The Gift of Hope

The plight of marginalized children is, sadly, one of the world’s most overlooked situations. While large-scale aid and development projects pour millions of dollars into developing countries, at the community level where those dollars seldom reach, children and young people often cope with challenges that define the nature of their existence. Malnutrition, disease, and the lack of access to education rob young people of the basic, precious element of hope. Often, in desperation to find an escape from this vacuum, where hope and aspiration no longer exist, young people place themselves in vulnerable or exploitive circumstances.

The issues of hazardous child labor, commercial sexual exploitation, and bonded servitude reside hand-in-hand with the poverty that permeates the lives of children at the edges of their societies.

The numbers of young people living in desperate poverty and social isolation are impossible to count with any precision. Quite simply, we do not know for certain how many children live in dire poverty. Census takers generally do not reach distant squatter communities or penetrate into the slums of the inner cities. However, we do know through the efforts of the World Food Programme, UNICEF, and The World Health Organization, as well as several other non-governmental organizations, that the number of children struggling to exist on less than $1 a day reaches into the millions. UNICEF has estimated that, of the 2.2 billion people in the world below the age of 21, approximately 1 billion – nearly half – can be classified as living in extreme poverty. No country, no region, has a monopoly on these conditions. According to UNICEF, 30,000 children around the globe die each day due to conditions associated with poverty. And they “die quietly in some of the poorest villages on earth, far removed from the scrutiny and the conscience of the world. Being meek and weak in life makes these dying multitudes even more invisible in death.”

We believe that even one child devoid of hope, of aspiration, of the dreams and wonderment that should define childhood is one too many. These voiceless, often forgotten children are the targets of the Han-Schneider International Children’s Foundation.

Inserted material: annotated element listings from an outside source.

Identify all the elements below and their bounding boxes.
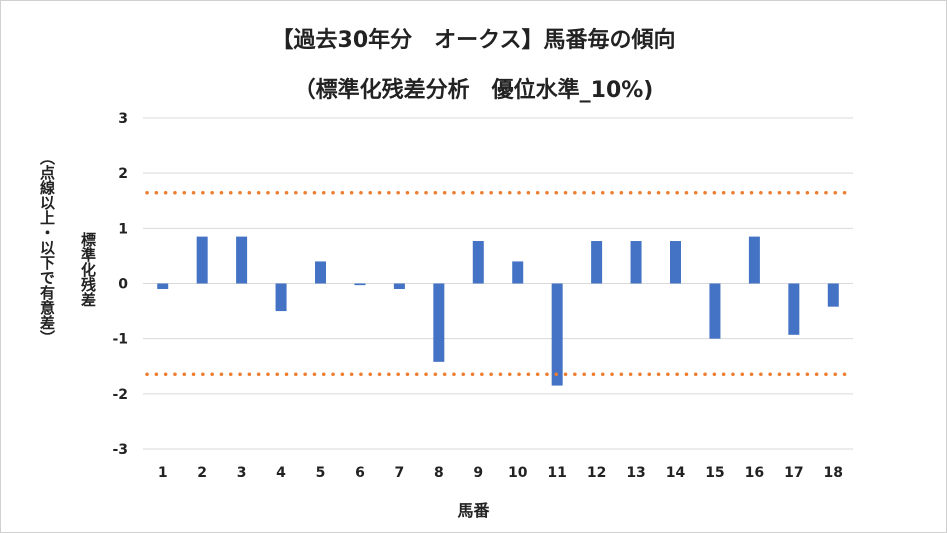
bar [433,283,445,362]
x-tick-label: 7 [395,465,405,481]
x-tick-label: 13 [626,465,645,481]
x-tick-label: 11 [547,465,566,481]
bar [670,241,681,284]
x-tick-label: 5 [316,465,326,481]
bar [709,283,721,339]
bar [788,283,800,335]
y-tick-label: 3 [118,111,128,127]
x-tick-label: 8 [434,465,444,481]
x-tick-label: 14 [666,465,686,481]
x-tick-label: 3 [237,465,247,481]
y-axis-label: 標準化残差 [79,232,97,307]
y-tick-label: 2 [118,166,128,182]
x-tick-label: 16 [745,465,764,481]
bar [354,283,366,286]
chart-subtitle: （標準化残差分析 優位水準_10%) [293,78,654,103]
bar [591,241,603,284]
bar [196,236,208,284]
x-tick-label: 4 [276,465,286,481]
x-tick-label: 6 [355,465,365,481]
bar [236,236,248,284]
bar [472,241,484,284]
x-tick-label: 1 [158,465,168,481]
x-tick-label: 17 [784,465,803,481]
y-axis-note: （点線以上・以下で有意差） [38,150,56,345]
y-tick-label: -2 [112,387,128,403]
y-tick-label: 0 [118,277,128,293]
bar [512,261,524,284]
bar [748,236,760,284]
x-axis-label: 馬番 [457,501,490,520]
bar [393,283,405,290]
bar [827,283,839,307]
x-tick-label: 15 [705,465,724,481]
bar [315,261,326,284]
bar [157,283,169,290]
x-tick-label: 12 [587,465,606,481]
bar [275,283,287,312]
x-tick-label: 2 [197,465,207,481]
bar [551,283,563,386]
chart-title: 【過去30年分 オークス】馬番毎の傾向 [271,28,676,53]
y-tick-label: -3 [112,442,128,458]
x-tick-label: 9 [473,465,483,481]
y-tick-label: 1 [118,221,128,237]
y-tick-label: -1 [112,332,128,348]
x-tick-label: 18 [824,465,843,481]
bar [630,241,642,284]
x-tick-label: 10 [508,465,528,481]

The Foundation’s projects involve the provision of basic services to young people who have no other avenue of subsistence. We commit ourselves to providing, first, a place where abandoned, orphaned or abused children might live together comfortably, safely, and securely, knowing that they are loved and cherished for who they are. Once these children are safely housed, they can begin to recreate for themselves their sense of a future, with promise and dreams. The Foundation encourages each childcare center to provide basic services, as well as educate, socialize and offer vocational training. We encourage, too, the teaching of what some communities term “right living” – the notion that each of us belong to one another and that we must act in accordance with the principles that instill health, safety, good hygiene and respect for ourselves and the world around us.  The Han-Schneider International Children’s Foundation, at its inception, is targeting some of the most impoverished nations such as Cambodia, Tanzania, and North Korea, but we are global in scope. We anticipate that our work – the sponsoring and maintenance of centers that provide marginalized children the opportunity for safety, good health, affection, and most significantly, the precious commodity of hope – will expand to various other countries as we move forward.